This is explained from verses and the Sages in countless places, and much in Deuteronomy and the Prophets. Does the Shema, which was accepted as foundational, deal with practical commandments? And Hillel the Elder said to the person who came to convert that love (for the Creator and for man, which are one as Rashi wrote there) is the whole Torah on one foot, and all the rest is its explanation. And love and knowledge are the same thing.
And Maimonides wrote at the end of chapter 4 of Laws of the Foundations of the Torah that Ma’aseh Merkavah, which according to his words is Aristotle’s metaphysics, is a “great matter,” while the discussions of Abaye and Rava are a “small matter.”

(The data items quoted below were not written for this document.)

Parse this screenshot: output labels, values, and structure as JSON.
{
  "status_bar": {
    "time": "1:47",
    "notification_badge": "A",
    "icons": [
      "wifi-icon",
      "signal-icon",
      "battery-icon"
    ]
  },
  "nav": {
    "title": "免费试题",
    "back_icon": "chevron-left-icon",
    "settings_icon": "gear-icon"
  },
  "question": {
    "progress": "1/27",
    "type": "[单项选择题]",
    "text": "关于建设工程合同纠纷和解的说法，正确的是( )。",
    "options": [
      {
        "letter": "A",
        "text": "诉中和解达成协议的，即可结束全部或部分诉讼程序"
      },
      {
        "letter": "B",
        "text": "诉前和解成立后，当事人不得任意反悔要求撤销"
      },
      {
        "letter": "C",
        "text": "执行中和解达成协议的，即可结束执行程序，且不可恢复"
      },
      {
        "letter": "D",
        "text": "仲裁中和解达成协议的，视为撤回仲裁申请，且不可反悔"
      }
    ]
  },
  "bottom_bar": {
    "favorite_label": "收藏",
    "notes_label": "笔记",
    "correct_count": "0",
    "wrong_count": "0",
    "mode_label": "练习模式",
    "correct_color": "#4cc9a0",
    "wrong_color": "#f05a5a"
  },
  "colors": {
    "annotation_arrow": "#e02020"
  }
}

Obviously everything that the Creator revealed to His creatures is foundational and binding and vital, and one cannot possibly be lenient in it, certainly not empty it of its plain meaning, and certainly not give it up. The practical commandments are included in this, and after the Creator obligated us and made the covenant of Sinai with us concerning this, it is an absolute obligation, and there is in it divine wisdom and divine holiness. Heaven forbid that I mean to say that anyone may decide for himself whether and what to observe; to do so is complete rebellion and heresy. And in the words of God we have no right to determine what is more essential and important than what. But the Creator Himself wrote in the Torah (for me, Maimonides is Torah) that in His words there is a foundation and there are branches, and the foundation is attaining knowledge of God and love of Him, not practical commandments. And if Spinoza errs in attaining knowledge of God, then by that he is outside Judaism, because that is the essence; and even if he were meticulous in Jewish law like the greatest disciples of the Hazon Ish, it would not help him.
It is also written that one who acts not for its own sake — it would have been preferable had his placenta turned over his face, etc. And the whole permission to act not for its own sake is only because from acting not for its own sake one comes to act for its own sake. Meaning that “not for its own sake” has value not in itself, but only because it brings one to something different from itself. One who performs actions not for their own sake, and does not know why he does them, and says only that this is the will of God and one should not question it and it does not matter whether we understand — Maimonides in Guide for the Perplexed III:25–26 attacks that approach very strongly.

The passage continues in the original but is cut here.